Perhaps by the wedding, whenever that is, Apple will hover near 400, as one “expert” has forecasted. Jeepers, that’s almost Googlesque. If that happens, we might have enough Apple profits to pay not only for our daughter’s wedding, but for all her school tuition loans.
You see, a lot rides on Apple in our family. Which is why recently I suffered great anxiety when Consumer Reports said Apple’s new iPhone 4 experiences reception issues when you hold the phone a certain way with your bare hand. I didn’t even know what an iPhone was, other than that Apple introduced it, which immediately made it significant in my daughter’s future wedding plans. The stock nosedived for several days, maybe down to 235 even, and I had visions of my daughter eloping, until Apple chief Steve Jobs made a special appearance to address the issue, and advised users to hold the phone a different way.
Whew! That was close. But the crisis was quelled, and since then Apple has been on the rise again.
So I guess in essence I go to marketwatch.com each day to see how my daughter’s future wedding plans are progressing as well as the payments on her loans.
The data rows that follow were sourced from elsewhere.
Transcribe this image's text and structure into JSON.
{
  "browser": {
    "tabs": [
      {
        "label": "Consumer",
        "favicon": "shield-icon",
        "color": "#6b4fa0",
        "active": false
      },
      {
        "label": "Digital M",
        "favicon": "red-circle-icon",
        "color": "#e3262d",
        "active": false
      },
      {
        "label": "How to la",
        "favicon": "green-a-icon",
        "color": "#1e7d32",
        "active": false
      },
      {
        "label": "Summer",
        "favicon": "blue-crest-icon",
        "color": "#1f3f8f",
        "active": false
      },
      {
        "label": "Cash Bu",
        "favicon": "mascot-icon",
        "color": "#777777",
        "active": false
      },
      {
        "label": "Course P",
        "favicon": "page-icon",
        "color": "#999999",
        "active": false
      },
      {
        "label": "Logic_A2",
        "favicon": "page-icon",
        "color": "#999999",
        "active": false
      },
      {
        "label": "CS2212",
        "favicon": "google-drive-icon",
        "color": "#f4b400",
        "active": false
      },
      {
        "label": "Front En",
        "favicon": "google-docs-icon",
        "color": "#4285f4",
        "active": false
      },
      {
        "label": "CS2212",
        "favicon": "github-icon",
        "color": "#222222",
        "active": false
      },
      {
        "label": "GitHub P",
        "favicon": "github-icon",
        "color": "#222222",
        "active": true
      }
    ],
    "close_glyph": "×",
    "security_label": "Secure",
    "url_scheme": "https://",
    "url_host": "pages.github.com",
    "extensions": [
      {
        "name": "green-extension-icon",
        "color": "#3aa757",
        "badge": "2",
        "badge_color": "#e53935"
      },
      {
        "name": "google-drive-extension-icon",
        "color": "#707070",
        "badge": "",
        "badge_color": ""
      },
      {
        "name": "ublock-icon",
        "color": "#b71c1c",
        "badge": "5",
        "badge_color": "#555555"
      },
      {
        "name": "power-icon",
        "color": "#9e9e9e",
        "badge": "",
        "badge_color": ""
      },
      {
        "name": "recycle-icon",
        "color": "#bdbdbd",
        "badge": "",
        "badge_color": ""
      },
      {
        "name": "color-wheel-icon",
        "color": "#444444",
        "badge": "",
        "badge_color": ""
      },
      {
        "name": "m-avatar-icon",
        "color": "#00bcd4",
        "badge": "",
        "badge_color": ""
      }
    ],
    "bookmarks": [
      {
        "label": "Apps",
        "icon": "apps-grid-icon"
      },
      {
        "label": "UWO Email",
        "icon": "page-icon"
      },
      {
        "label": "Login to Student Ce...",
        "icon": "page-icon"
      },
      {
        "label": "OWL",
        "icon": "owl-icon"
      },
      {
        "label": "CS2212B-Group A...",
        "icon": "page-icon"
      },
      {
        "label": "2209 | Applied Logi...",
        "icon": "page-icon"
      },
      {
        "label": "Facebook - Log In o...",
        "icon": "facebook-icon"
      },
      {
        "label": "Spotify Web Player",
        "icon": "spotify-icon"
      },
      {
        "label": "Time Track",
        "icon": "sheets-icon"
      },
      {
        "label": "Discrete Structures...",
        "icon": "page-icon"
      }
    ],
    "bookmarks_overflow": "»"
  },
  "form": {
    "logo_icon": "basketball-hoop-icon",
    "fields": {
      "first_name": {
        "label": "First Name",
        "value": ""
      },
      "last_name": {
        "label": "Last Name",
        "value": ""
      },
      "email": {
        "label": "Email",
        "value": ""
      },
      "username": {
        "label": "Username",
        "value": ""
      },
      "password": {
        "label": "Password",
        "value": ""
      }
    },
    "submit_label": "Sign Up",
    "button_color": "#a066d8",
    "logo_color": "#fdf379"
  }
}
One thing I have learned in making these daily visits to marketwatch.com is that there’s a good chance the market will react in just the opposite of what the main headline says. That is, when the headline and story is negative (“Oil Spill Darkens Sentiment”), the market turns positive, and when the headline and story is positive (“Oil Spill Stoppage Brightens Sentiment”), the market goes negative. I wasn’t going to reveal this investment insight, but I like you guys.
Of course I’m wondering what the Oil Spill has to do with investing in stocks anyway. I have another secret to reveal. The reason I tripled our investment in Apple was because Apple was also the name of the Beatles’ record company, and I’ve always been a big Beatles fan. Sometimes it pays off to tie up loose ends.